Escribes para desahogarte, para hacerlo llegar a más personas, para ayudar,
para explicarte. Es en esos momentos que a tu mente no le importa seguir
despierta hasta las dos de la mañana, escribiendo como una posesa sobre el
teclado, derramando alguna que otra lagrimilla, pero haciendo lo que más amas:
escribir.
Cuando todo va bien, no sientes esa necesidad de plasmarlo
todo. Olvidas cada mal momento y pasas a centrarte en lo bueno, en esos nuevos
sentimientos y experiencias que se despiertan en ti. Pasas de escribir, queda
relegado a un quinto, o último lugar, y no te arrepientes.
Pero yo me veo en una encrucijada.

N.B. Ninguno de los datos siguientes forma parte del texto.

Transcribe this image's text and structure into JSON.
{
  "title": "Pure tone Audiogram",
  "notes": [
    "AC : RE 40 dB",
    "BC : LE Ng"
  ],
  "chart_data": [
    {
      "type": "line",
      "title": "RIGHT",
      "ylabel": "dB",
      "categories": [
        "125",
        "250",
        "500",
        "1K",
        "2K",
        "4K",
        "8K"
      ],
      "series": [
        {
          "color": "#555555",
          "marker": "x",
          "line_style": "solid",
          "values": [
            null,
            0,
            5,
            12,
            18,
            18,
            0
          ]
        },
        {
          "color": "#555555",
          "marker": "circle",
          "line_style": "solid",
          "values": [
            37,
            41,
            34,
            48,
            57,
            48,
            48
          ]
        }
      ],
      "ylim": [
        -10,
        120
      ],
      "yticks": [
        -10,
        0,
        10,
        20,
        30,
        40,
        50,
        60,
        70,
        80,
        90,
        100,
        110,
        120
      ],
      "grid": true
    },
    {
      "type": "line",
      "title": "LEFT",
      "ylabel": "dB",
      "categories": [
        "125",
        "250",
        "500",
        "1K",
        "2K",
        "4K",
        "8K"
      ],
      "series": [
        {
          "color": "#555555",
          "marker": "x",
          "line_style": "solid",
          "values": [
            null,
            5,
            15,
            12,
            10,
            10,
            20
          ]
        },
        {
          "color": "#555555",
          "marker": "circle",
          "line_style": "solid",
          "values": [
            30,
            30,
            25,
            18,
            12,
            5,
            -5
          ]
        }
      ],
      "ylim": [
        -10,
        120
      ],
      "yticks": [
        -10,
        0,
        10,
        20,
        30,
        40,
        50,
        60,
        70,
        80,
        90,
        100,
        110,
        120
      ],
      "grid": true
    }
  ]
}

Amo escribir, expresar lo
que siento, y demostrar con letras lo que mi boca no puede expresar… Pero me
gusta ser feliz, conseguir mis sueños y vivir mi vida.
¿Qué haces cuando tienes que elegir entre lo que más amas, y
lo que más ansías? ¿Te rindes a lo que te gusta, o permaneces en la transición
a la felicidad? ¿Esperas a que el círculo de la vida se vuelva a repetir, o
rezas para que no haya ninguna recaída?
¿Y si pasa tanto tiempo que llegas a olvidar cómo se
escribía? ¿No llevaría eso a la muerte personal de cada niño dentro de
nosotros? ¿No sería esa más profunda pena que una leve recaída de la que seguro
nos levantamos?
Sólo sé una cosa: si pierdo mi soporte… perderé mi mundo. Y
ese es el peor precio que puedo llegar a pagar.